No. Just now it admitted that class contradictions exist. But class contradictions are based on economic foundations, on the existing mode of material production and the conditions of commerce resulting from it. The Reforme knows no better way of changing and abolishing these contradictions than to disregard their real basis, that is, these very material conditions, and to withdraw into the hazy blue heaven of republican ideology, in other words, into the poetic February period, from which it was violently ejected by the June events. It writes:

"The saddest aspect of these internal dissensions is the obliteration, the loss of the patriotic, national sentiments' , i.e., of just that patriotic and national enthusiasm which enabled both classes' to veil their distinct interests, their conditions of life. When they did that in 1789, their real contradictions were not yet developed. What at that time was an adequate expression of the real position, is today merely an escape from the existing situation. What had substance then, is today just a relic.

"France," concludes the Reforme, "evidently suffers from a deep-seated Malady, but it is curable. It is caused by a confusion of ideas and morals, by a neglect of justice and equality in social relations, and by depravity resulting from egoistical teaching. The means for reorganization must be sought in this sphere. Instead people have recourse to material means."
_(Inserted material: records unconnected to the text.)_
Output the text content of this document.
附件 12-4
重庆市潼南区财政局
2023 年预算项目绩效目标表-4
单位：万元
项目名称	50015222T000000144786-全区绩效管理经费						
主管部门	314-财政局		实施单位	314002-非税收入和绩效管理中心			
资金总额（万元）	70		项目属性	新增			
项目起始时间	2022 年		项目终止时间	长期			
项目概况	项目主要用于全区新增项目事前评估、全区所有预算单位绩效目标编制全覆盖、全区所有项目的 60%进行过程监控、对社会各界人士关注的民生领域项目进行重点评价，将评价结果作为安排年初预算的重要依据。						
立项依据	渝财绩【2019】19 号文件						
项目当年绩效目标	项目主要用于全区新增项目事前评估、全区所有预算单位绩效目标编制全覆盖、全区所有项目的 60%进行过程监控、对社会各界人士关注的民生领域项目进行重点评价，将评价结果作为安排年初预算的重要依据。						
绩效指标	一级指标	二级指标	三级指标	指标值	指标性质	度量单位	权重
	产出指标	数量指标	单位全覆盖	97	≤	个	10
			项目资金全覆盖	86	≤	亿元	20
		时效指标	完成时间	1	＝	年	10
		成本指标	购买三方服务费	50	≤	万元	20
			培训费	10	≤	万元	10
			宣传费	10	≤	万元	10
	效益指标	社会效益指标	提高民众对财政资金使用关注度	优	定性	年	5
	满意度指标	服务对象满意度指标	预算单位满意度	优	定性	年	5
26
The Reforme presents the whole case as a matter of conscience", and moral twaddle is then used as a means to solve everything. The antithesis of bourgeoisie and proletariat accordingly derives from the ideas of these two classes. And where do these ideas derive from? From the social relations. And where do these relations derive from? From the material, economic conditions of life of the hostile classes. According to the Reforme, if the two classes are no longer conscious of their real position and their real contradictions, and become intoxicated with the opium of the "patriotic" sentiments and phrases of 1793, then their difficulties will be solved. What an admission of helplessness!